Crossing the Landscape
One of the things I love about bicycle touring is how it structures your relationship to geography. You notice every slight up and downhill. You care about slight variations in road surface.
But, it's thinking about how to cross stuff that has had the biggest impact on me.
For longer trips we generally follow vies verdes / rails to trails type routes and getting from A to B is straight forward. We don't always have time for those kind of trips though. So sometimes on the weekend we do an overnight camping trip, often in combination with a short train ride. For these we usually have to make our own route, for at least part of the journey.
With a car (or a cycle path in the Netherlands!) you get on the road, follow the signs, and don't worry about anything stopping you. Bridges and underpasses help you across rivers, freeways, and train tracks no problem.
Unfortunately on a bike—especially if you are trying to avoid sharing a busy road with cars—that isn't always the case. Plotting routes out of the city has made me acutely aware of the way landscape, rivers, freeways, and train tracks all interact with each other and the ways that they both connect and, often, divide, nearby communities. And even when you can cross by bicycle, where a car is usually allowed to take a straight flat connection you are often forced into detours and elevation changes that more closely hug the original geography of the land.
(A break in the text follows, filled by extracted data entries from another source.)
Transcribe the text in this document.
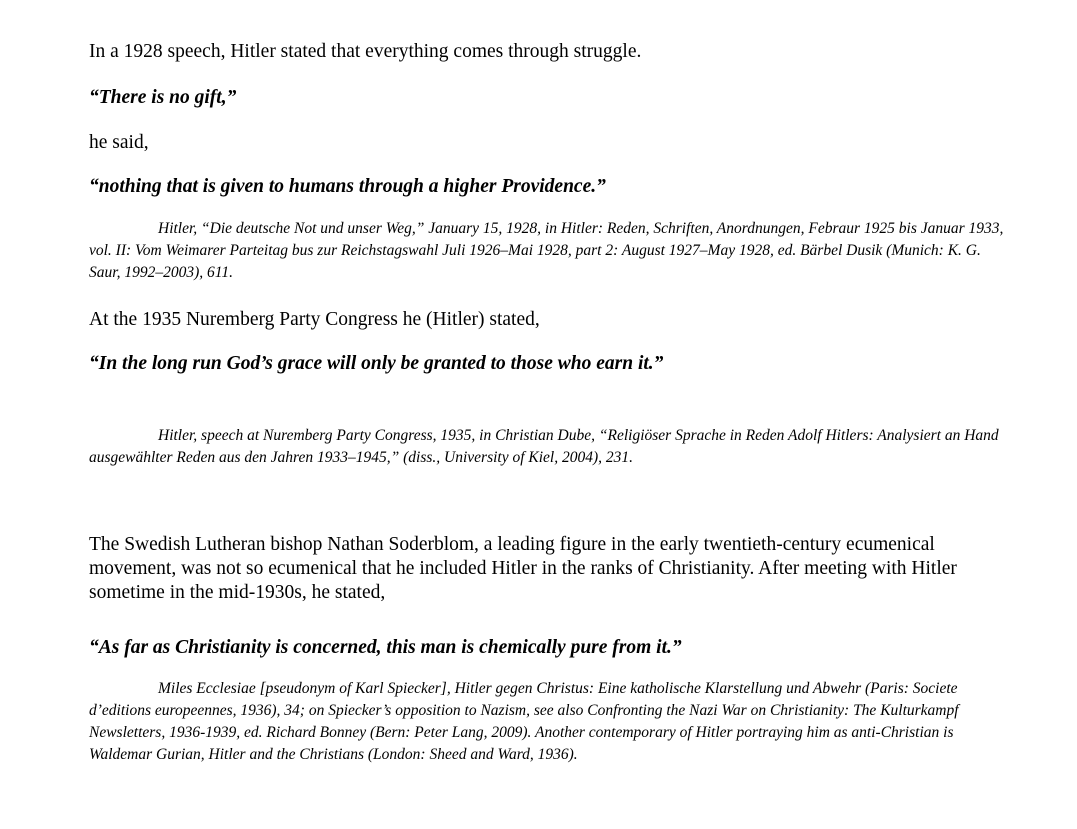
In a 1928 speech, Hitler stated that everything comes through struggle.

“There is no gift,”

he said,

“nothing that is given to humans through a higher Providence.”

Hitler, “Die deutsche Not und unser Weg,” January 15, 1928, in Hitler: Reden, Schriften, Anordnungen, Febraur 1925 bis Januar 1933, vol. II: Vom Weimarer Parteitag bus zur Reichstagswahl Juli 1926–Mai 1928, part 2: August 1927–May 1928, ed. Bärbel Dusik (Munich: K. G. Saur, 1992–2003), 611.

At the 1935 Nuremberg Party Congress he (Hitler) stated,

“In the long run God’s grace will only be granted to those who earn it.”

Hitler, speech at Nuremberg Party Congress, 1935, in Christian Dube, “Religiöser Sprache in Reden Adolf Hitlers: Analysiert an Hand ausgewählter Reden aus den Jahren 1933–1945,” (diss., University of Kiel, 2004), 231.

The Swedish Lutheran bishop Nathan Soderblom, a leading figure in the early twentieth-century ecumenical movement, was not so ecumenical that he included Hitler in the ranks of Christianity. After meeting with Hitler sometime in the mid-1930s, he stated,

“As far as Christianity is concerned, this man is chemically pure from it.”

Miles Ecclesiae [pseudonym of Karl Spiecker], Hitler gegen Christus: Eine katholische Klarstellung und Abwehr (Paris: Societe d’editions europeennes, 1936), 34; on Spiecker’s opposition to Nazism, see also Confronting the Nazi War on Christianity: The Kulturkampf Newsletters, 1936-1939, ed. Richard Bonney (Bern: Peter Lang, 2009). Another contemporary of Hitler portraying him as anti-Christian is Waldemar Gurian, Hitler and the Christians (London: Sheed and Ward, 1936).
For example, going from La Llagosta to Mollet del Vallès. On the left bank of the Besòs river [a] there is either a path that is unsuitable for biking [b] or the BV-5001 [c], which is too busy for my taste (yes, I know lycra-bros do it all the time). On the right bank we have to figure out how to cross the Riera de Caldes [d], which shouldn't be too bad because it's pretty small and usually dry. Obviously we can't take the C-33, C-17, or any of the train tracks [e]. Carretera de Puigcerdà [f] looks promising. Except, it's actually the N-152z here (i.e. a freeway access road). It crosses the C-59 via an unpleasant looking overpass [g] with cars de/accelerating from/to freeway speeds. Doable but very far from ideal.
Except even a little bravery doesn't actually help! Going that way you'd be stuck on the wrong side of the C-17, and train tracks, because the only bikeable bridge [h] back across the Besòs isn't accessible from Mollet del Vallès except via either the freeway or a bunch of stairs. So if you want to keep going up the Besòs you would have to first take a detour into Parets de Valles and through Montmeló. Luckily there is an alternative. There is a weird little ford across the Caldes [i], with a path to it and everything, right by the train tracks. It works! I've taken the dotted path. (A whole other topic is my amazement at just how many random dirt access paths there are everywhere.) But, it's amazing how one mostly dry river bed and a whole bunch of infrastructure meant to connect stuff, divides these two towns.